There are considerable racial/ethnic disparities in the economic burden due to premature cancer deaths, according to a study published online June 3 in JNCI Cancer Spectrum.

Jingxuan Zhao, M.P.H., from the American Cancer Society in Atlanta, and colleagues compared person-years of life lost (PYLL) and lost earnings due to premature cancer deaths among individuals who died at age 16 to 84 years due to cancer by racial/ethnic group.
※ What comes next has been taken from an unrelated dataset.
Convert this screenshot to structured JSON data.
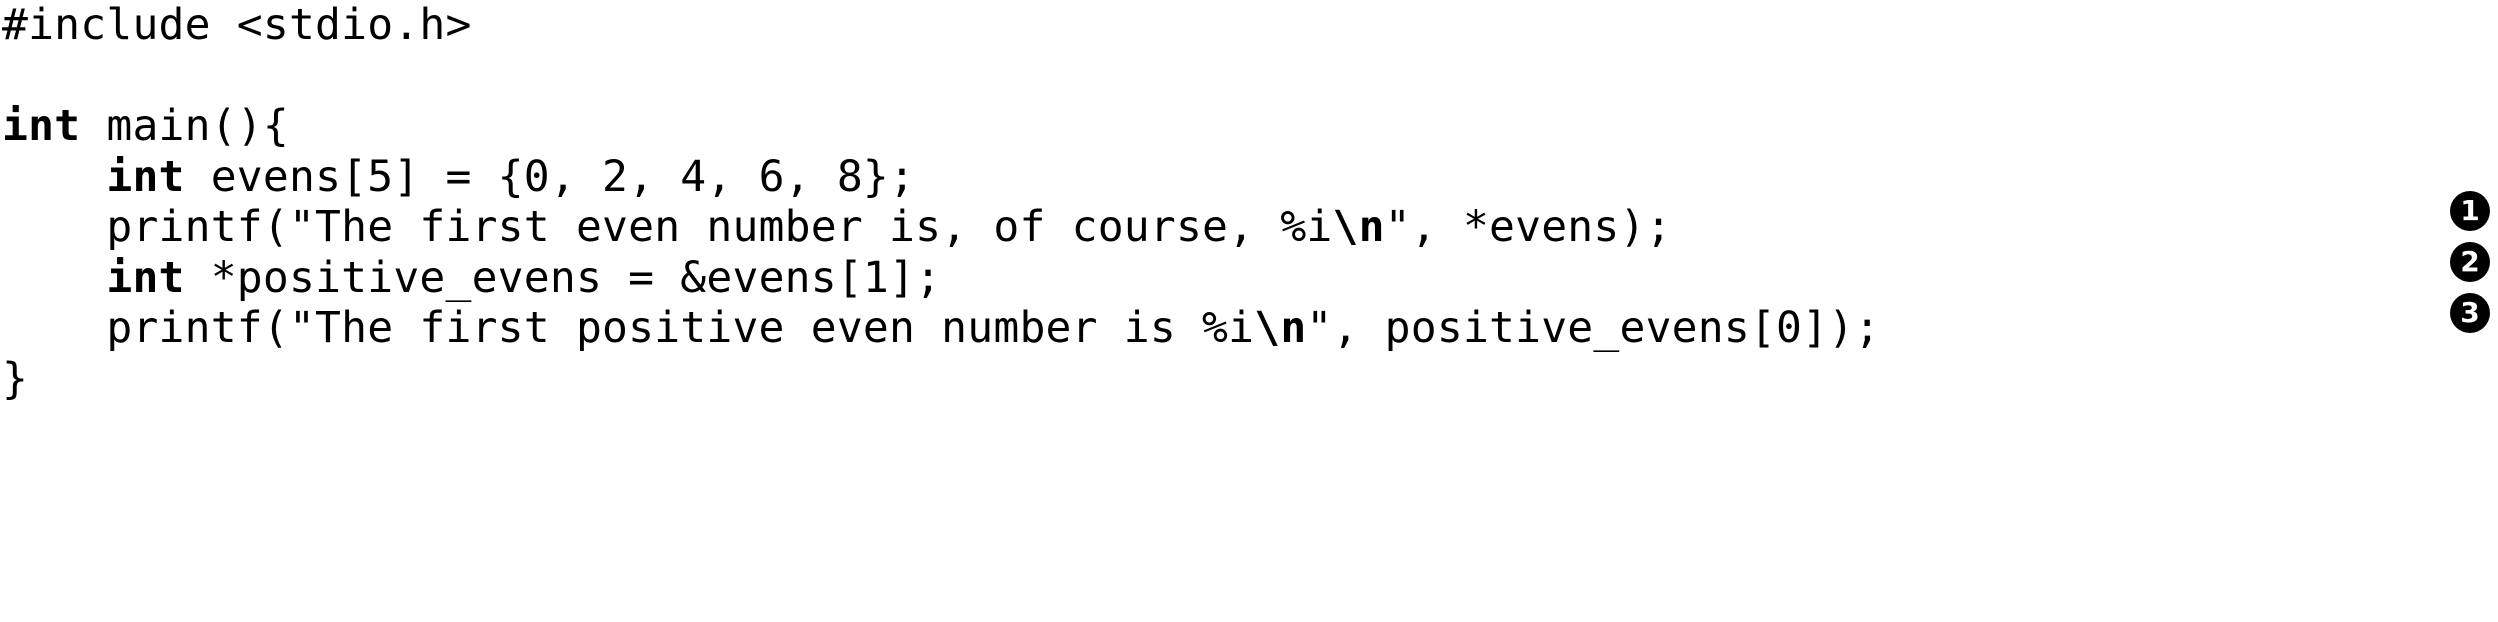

The researchers found that PYLLs due to all premature cancer deaths were 6,512,810 for non-Hispanic (NH) whites, 1,196,709 for NH blacks, 279,721 for Asian or Pacific Islanders, and 665,968 for Hispanics in 2015; these translated to age-standardized lost earning rates of $34.9 million, $43.5 million, $22.2 million, and $24.5 million per 100,000 person-years, respectively. For 13 of 19 selected cancer sites, NH blacks had higher age-standardized PYLL and lost earning rates than NH whites. Overall, 241,334 PYLLs and $3.2 billion lost earnings (22.6 percent of the total among NH blacks) could have been avoided if age-specific PYLL and lost earning rates for NH blacks were the same as those of NH whites. For all cancers combined and 18 of 19 cancer sites, there were also disparities noted for average PYLL and lost earnings per cancer death.

“The burden of many of these cancers could be reduced through improving access to effective, high quality, and targeted cancer prevention, screening, and treatment for these vulnerable populations,” the authors write.

One author disclosed financial ties to the pharmaceutical industry.